KCNA mengatakan Kim menyampaikan pernyataan tersebut pada hari yang sama saat Korea Utara mengatakan Majelis Rakyat Tertinggi akan bertemu membahas amandemen konstitusi negara tersebut. Kantor berita tersebut tidak menyebutkan apa pun tentang pembahasan majelis tersebut.

Sidang ini diawasi dengan ketat karena kemungkinan besar akan menyetujui amandemen konstitusi untuk mencerminkan pernyataan Kim bahwa penyatuan tidak mungkin lagi dan Korea Selatan adalah negara yang terpisah bahkan “musuh utama”.
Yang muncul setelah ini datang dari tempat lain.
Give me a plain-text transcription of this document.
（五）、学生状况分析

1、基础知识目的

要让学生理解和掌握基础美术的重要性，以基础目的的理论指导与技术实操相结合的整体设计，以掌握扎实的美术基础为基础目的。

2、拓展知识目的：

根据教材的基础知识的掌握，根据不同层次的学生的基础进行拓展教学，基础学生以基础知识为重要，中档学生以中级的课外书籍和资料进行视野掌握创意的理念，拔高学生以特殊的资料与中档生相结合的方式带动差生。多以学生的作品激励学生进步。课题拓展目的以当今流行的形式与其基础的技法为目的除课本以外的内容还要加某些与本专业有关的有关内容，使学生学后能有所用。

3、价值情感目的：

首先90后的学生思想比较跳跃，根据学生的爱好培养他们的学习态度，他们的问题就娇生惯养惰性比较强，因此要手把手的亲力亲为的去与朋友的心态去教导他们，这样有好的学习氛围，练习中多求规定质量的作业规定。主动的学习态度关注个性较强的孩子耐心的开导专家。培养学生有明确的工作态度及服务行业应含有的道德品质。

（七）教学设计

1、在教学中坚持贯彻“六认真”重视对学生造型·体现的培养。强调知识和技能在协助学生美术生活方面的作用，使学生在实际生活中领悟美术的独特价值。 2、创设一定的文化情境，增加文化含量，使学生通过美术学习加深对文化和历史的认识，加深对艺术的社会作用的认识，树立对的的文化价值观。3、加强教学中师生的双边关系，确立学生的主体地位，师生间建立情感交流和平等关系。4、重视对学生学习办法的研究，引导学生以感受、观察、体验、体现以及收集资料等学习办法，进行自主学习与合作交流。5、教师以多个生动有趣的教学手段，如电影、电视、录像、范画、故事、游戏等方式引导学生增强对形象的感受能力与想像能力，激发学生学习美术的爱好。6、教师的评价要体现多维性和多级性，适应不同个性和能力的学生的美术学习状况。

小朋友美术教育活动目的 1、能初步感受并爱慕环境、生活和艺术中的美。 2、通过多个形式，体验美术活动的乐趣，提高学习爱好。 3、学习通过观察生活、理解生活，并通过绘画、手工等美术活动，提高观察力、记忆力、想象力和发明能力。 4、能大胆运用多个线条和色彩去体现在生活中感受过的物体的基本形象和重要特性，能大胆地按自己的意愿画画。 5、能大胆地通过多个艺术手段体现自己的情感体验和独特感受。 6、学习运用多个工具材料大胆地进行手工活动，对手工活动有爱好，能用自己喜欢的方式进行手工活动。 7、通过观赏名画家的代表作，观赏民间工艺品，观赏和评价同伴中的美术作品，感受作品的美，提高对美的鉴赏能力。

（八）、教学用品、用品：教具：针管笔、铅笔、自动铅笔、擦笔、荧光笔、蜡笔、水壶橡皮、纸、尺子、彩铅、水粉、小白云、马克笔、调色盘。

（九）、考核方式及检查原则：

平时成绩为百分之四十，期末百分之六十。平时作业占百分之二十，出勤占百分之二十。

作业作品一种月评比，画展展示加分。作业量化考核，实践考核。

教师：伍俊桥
Langkah seperti itu akan memformalkan pemutusan hubungan Kim berarti pula mengakhiri komitmen kedua negara untuk penyatuan nasional dan upaya untuk meningkatkan hubungan. Ini termasuk mengakhiri hasil pertemuan puncak tahun 2018 di mana para pemimpin mereka menyatakan tidak akan ada lagi perang dan era perdamaian baru telah dibuka.

Dalam laporan terpisah, KCNA mengatakan Kim mengirim pesan ulang tahun kepada Presiden Rusia Vladimir Putin, memanggilnya sebagai “kawan terdekatnya” dan mengatakan “hubungan strategis dan kooperatif” antara kedua negara akan ditingkatkan ke level baru.